Originally published by Owner Builder Magazine, this excellent article by Rob Wainwright of Permaforest Trust comes complete with many useful building details, as well as quite a few beautiful photos.  Rob explains how they built their four meter dome step-by-step clearly enough that others could build one similar.

Permaforest Trust domeThis project is now featured on our Projects page and our Articles page.

Part 2, Finishing Off an Earthbag Dome, also by Rob Wainwright, is not yet online but is available direct from Owner Builder Magazine, issue 147, June/July.

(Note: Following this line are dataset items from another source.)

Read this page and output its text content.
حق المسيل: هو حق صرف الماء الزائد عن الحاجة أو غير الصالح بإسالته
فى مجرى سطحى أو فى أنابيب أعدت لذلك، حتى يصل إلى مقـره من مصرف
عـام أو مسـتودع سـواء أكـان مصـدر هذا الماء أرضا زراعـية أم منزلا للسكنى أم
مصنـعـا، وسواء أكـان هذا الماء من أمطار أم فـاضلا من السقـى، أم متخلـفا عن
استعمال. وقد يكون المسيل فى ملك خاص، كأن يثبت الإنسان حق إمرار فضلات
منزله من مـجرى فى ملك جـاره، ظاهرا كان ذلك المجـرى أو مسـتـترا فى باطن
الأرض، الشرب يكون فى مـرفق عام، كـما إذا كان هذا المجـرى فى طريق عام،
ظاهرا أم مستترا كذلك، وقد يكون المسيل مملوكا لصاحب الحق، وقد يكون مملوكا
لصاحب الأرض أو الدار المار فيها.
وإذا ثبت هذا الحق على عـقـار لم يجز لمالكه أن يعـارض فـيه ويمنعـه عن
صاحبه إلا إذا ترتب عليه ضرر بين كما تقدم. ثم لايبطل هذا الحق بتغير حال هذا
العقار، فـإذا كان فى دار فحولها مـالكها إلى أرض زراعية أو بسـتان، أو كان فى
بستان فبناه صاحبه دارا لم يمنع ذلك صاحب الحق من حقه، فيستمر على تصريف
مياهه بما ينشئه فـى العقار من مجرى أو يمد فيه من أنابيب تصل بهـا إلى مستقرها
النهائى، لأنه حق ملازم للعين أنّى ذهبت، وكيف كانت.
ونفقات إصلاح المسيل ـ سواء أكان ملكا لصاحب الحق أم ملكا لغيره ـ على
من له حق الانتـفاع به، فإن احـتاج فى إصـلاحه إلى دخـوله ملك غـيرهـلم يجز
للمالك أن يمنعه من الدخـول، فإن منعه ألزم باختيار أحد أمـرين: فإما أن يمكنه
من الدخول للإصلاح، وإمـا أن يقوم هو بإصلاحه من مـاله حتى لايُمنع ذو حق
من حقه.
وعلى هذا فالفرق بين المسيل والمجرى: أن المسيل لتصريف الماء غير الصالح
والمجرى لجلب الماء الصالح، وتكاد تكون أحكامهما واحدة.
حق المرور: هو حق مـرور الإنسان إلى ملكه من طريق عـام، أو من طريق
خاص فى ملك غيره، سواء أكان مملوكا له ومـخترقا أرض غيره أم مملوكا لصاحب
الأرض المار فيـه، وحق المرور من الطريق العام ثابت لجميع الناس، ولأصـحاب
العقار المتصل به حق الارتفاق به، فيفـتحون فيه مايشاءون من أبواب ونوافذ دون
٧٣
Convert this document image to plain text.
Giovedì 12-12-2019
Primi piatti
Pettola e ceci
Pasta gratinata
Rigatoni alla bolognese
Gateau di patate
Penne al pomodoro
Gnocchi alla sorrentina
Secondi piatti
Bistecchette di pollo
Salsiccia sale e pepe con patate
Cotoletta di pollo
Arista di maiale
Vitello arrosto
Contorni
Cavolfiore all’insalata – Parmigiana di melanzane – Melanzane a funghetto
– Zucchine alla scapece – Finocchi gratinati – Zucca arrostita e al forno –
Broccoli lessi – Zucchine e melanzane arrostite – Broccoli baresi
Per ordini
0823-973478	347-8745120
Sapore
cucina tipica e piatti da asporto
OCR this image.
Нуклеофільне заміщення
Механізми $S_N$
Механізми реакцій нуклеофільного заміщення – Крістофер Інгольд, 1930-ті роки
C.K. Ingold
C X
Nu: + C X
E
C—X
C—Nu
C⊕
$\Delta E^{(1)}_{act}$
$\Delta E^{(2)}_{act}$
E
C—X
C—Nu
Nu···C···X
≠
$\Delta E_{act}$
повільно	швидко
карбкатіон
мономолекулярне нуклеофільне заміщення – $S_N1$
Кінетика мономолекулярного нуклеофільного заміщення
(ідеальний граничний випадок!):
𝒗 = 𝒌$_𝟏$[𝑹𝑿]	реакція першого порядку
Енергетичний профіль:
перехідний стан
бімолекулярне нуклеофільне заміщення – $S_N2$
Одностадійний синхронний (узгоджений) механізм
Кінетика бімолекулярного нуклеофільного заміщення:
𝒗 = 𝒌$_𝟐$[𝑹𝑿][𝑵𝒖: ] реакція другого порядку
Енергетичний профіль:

The Permaforest Trust website is a treasure trove of informative articles on living lightly on the land, with hours or days of free reading material.  Highly recommended.


Comments

Building an Earthbag Dome — 1 Comment

  1. From Jerry:
    I’m interested in building a small dome home in Maine, and I have a question about water penetration. My understanding is that like straw, earthbag buildings need to breathe, which the plaster coating allows. My concern is that since a dome isn’t usually protected by a roof, the plaster will allow water to enter the earthbags, and maybe enter the house, yet a barrier between the outside lime plaster and the bags would promote mold, wouldn’t it? What would your suggestion be for this problem?

    From Owen:
    As you’re probably aware, domes evolved in desert regions and are not particularly well suited to rainy climates. Plaster performs best when protected from direct rain and snow. So yes, your structure will likely have moisture problems. Water could leak in through small cracks. I’d be concerned about weak sports developing and causing structural problems.